From: Andrew Theurer <habanero@us.ibm.com>

This patch ensures that when node loads are compared, the load value is
normalised.  Without this, load balance across nodes of dissimilar cpu
counts can cause unfairness and sometimes lower overall performance.  

For example, a 2 node system with 4 cpus in the first node and 2 cpus in
the second.  A workload with 6 running tasks would have 3 tasks running on
one node and 3 on the other, leaving one cpu idle in the first node and two
tasks sharing a cpu in the second node.  The patch would ensure that 4
tasks run in the first node and 2 in the second.  

I ran some kernel compiles comparing this patch on a 2 node 4 cpu/2 cpu
system to show the benefits.  Without the patch I got 140 second elapsed
time.  With the patch I get 132 seconds (6% better).  

Although it is not very common to have nodes with dissimilar cpu counts, it
is already happening.  PPC64 systems with partitioning have this happen,
and I expect it to be more common on ia32 as partitioning becomes more
common.  


 kernel/sched.c |   21 +++++++++++++++++----
 1 files changed, 17 insertions(+), 4 deletions(-)

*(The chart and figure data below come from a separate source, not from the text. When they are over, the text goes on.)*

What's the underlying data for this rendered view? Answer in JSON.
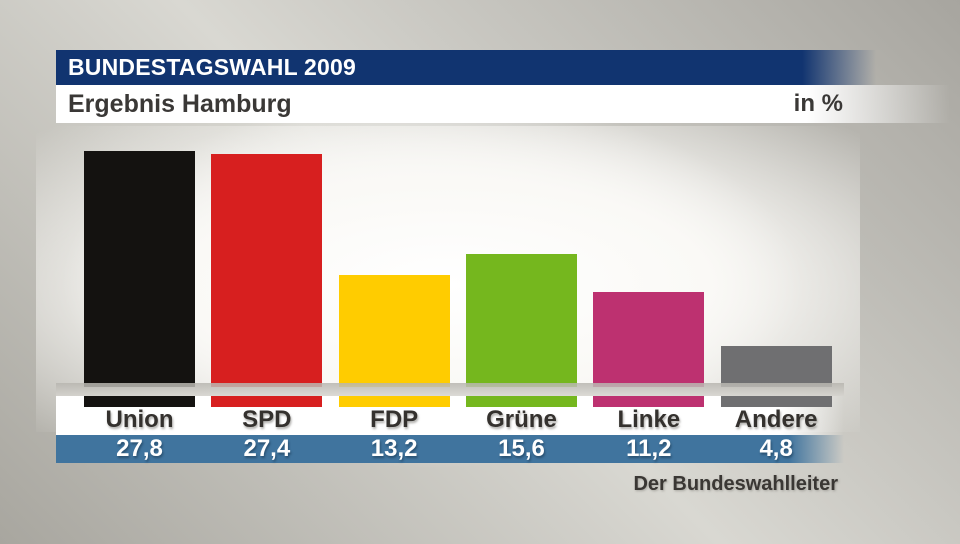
{
  "header": {
    "title": "BUNDESTAGSWAHL 2009",
    "subtitle": "Ergebnis Hamburg",
    "unit": "in %"
  },
  "footer": {
    "source": "Der Bundeswahlleiter"
  },
  "chart_data": {
    "type": "bar",
    "title": "BUNDESTAGSWAHL 2009 – Ergebnis Hamburg",
    "ylabel": "in %",
    "categories": [
      "Union",
      "SPD",
      "FDP",
      "Grüne",
      "Linke",
      "Andere"
    ],
    "values": [
      27.8,
      27.4,
      13.2,
      15.6,
      11.2,
      4.8
    ],
    "value_labels": [
      "27,8",
      "27,4",
      "13,2",
      "15,6",
      "11,2",
      "4,8"
    ],
    "bar_colors": [
      "#141210",
      "#d71f1f",
      "#ffcc00",
      "#75b71e",
      "#bd3170",
      "#6f6f71"
    ],
    "ylim": [
      0,
      30
    ],
    "grid": false,
    "legend_position": "none"
  },
  "colors": {
    "banner_blue": "#113470",
    "values_band_blue": "#40749e",
    "baseline_gray": "#bcbab4",
    "label_text": "#34312e",
    "value_text": "#ffffff"
  }
}
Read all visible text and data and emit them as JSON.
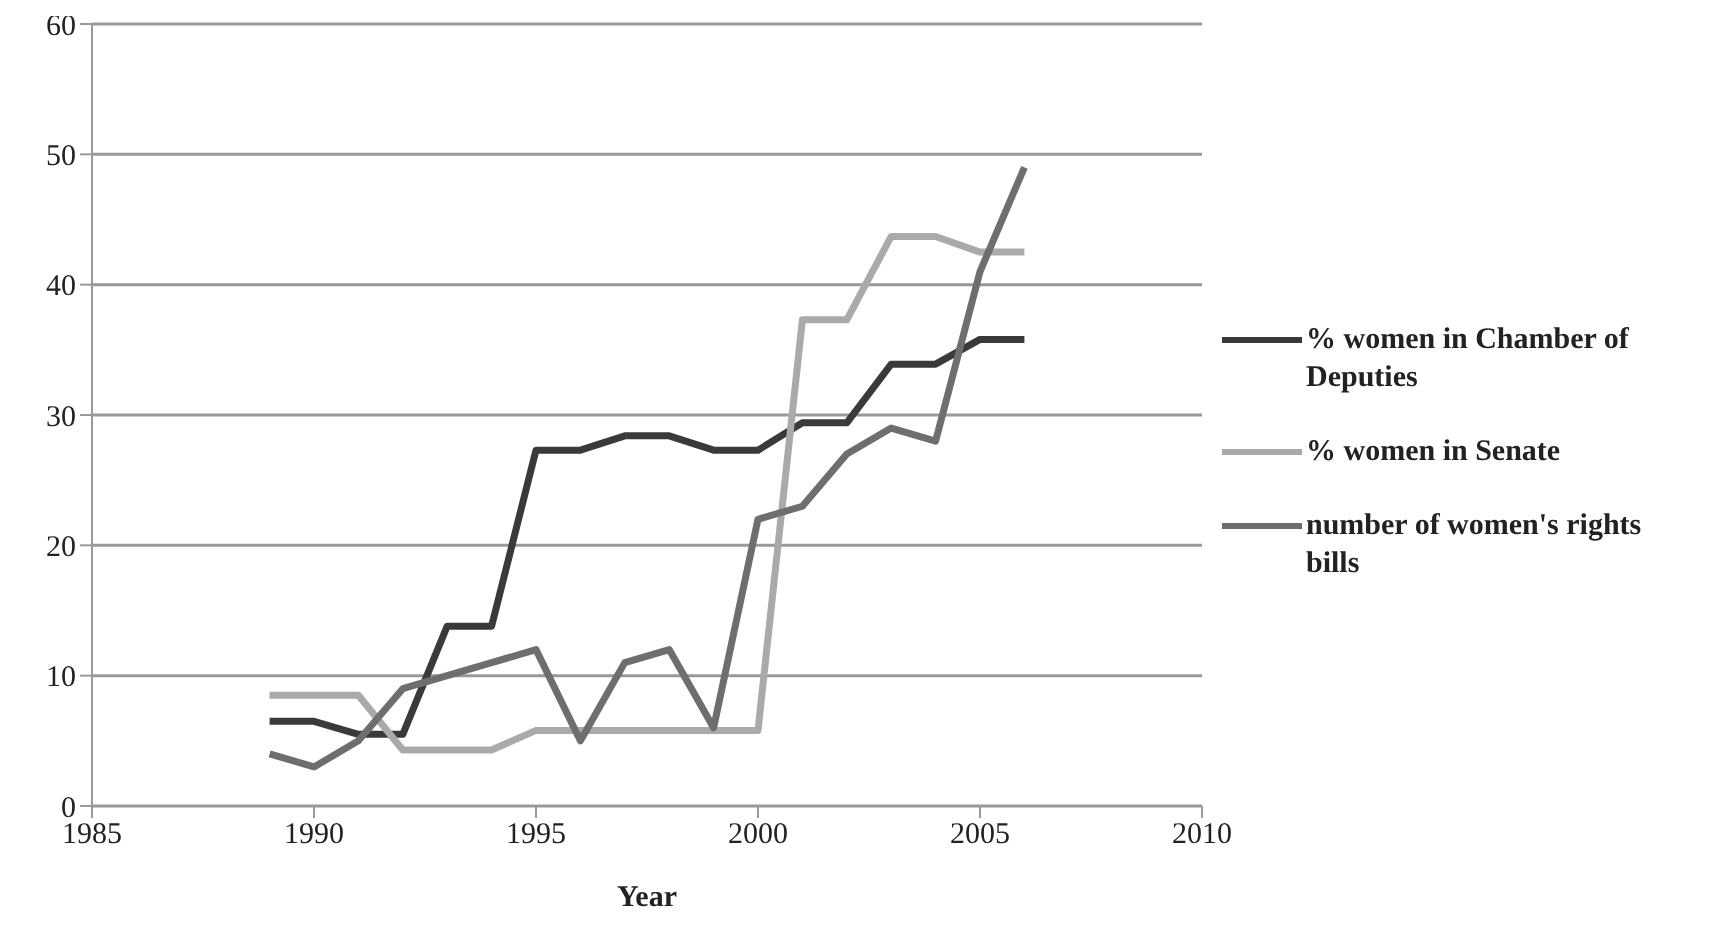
{
  "chart_data": {
    "type": "line",
    "xlabel": "Year",
    "x": [
      1989,
      1990,
      1991,
      1992,
      1993,
      1994,
      1995,
      1996,
      1997,
      1998,
      1999,
      2000,
      2001,
      2002,
      2003,
      2004,
      2005,
      2006
    ],
    "series": [
      {
        "name": "% women in Chamber of Deputies",
        "color": "#3a3a3a",
        "values": [
          6.5,
          6.5,
          5.5,
          5.5,
          13.8,
          13.8,
          27.3,
          27.3,
          28.4,
          28.4,
          27.3,
          27.3,
          29.4,
          29.4,
          33.9,
          33.9,
          35.8,
          35.8
        ]
      },
      {
        "name": "% women in Senate",
        "color": "#aaaaaa",
        "values": [
          8.5,
          8.5,
          8.5,
          4.3,
          4.3,
          4.3,
          5.8,
          5.8,
          5.8,
          5.8,
          5.8,
          5.8,
          37.3,
          37.3,
          43.7,
          43.7,
          42.5,
          42.5
        ]
      },
      {
        "name": "number of women's rights bills",
        "color": "#6e6e6e",
        "values": [
          4,
          3,
          5,
          9,
          10,
          11,
          12,
          5,
          11,
          12,
          6,
          22,
          23,
          27,
          29,
          28,
          41,
          49
        ]
      }
    ],
    "xlim": [
      1985,
      2010
    ],
    "xticks": [
      1985,
      1990,
      1995,
      2000,
      2005,
      2010
    ],
    "ylim": [
      0,
      60
    ],
    "yticks": [
      0,
      10,
      20,
      30,
      40,
      50,
      60
    ],
    "grid": "y",
    "legend": "right",
    "marker": "none",
    "line_style": "solid"
  }
}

diff -puN kernel/sched.c~numa-normalised-node-load kernel/sched.c
--- 25/kernel/sched.c~numa-normalised-node-load	2003-06-23 13:28:01.000000000 -0700
+++ 25-akpm/kernel/sched.c	2003-06-23 13:28:01.000000000 -0700
@@ -784,7 +784,13 @@ static int sched_best_cpu(struct task_st
 
 	minload = 10000000;
 	for_each_node_with_cpus(i) {
-		load = atomic_read(&node_nr_running[i]);
+		/*
+		 * Node load is always divided by nr_cpus_node to normalise 
+		 * load values in case cpu count differs from node to node.
+		 * We first multiply node_nr_running by 10 to get a little
+		 * better resolution.   
+		 */
+		load = 10 * atomic_read(&node_nr_running[i]) / nr_cpus_node(i);
 		if (load < minload) {
 			minload = load;
 			node = i;
@@ -820,19 +826,26 @@ void sched_balance_exec(void)
  * geometrically deccaying weight to the load measure:
  *      load_{t} = load_{t-1}/2 + nr_node_running_{t}
  * This way sudden load peaks are flattened out a bit.
+ * Node load is divided by nr_cpus_node() in order to compare nodes
+ * of different cpu count but also [first] multiplied by 10 to 
+ * provide better resolution.
  */
 static int find_busiest_node(int this_node)
 {
 	int i, node = -1, load, this_load, maxload;
 
+	if (!nr_cpus_node(this_node))
+		return node;
 	this_load = maxload = (this_rq()->prev_node_load[this_node] >> 1)
-		+ atomic_read(&node_nr_running[this_node]);
+		+ (10 * atomic_read(&node_nr_running[this_node])
+		/ nr_cpus_node(this_node));
 	this_rq()->prev_node_load[this_node] = this_load;
-	for (i = 0; i < numnodes; i++) {
+	for_each_node_with_cpus(i) {
 		if (i == this_node)
 			continue;
 		load = (this_rq()->prev_node_load[i] >> 1)
-			+ atomic_read(&node_nr_running[i]);
+			+ (10 * atomic_read(&node_nr_running[i])
+			/ nr_cpus_node(i));
 		this_rq()->prev_node_load[i] = load;
 		if (load > maxload && (100*load > NODE_THRESHOLD*this_load)) {
 			maxload = load;

_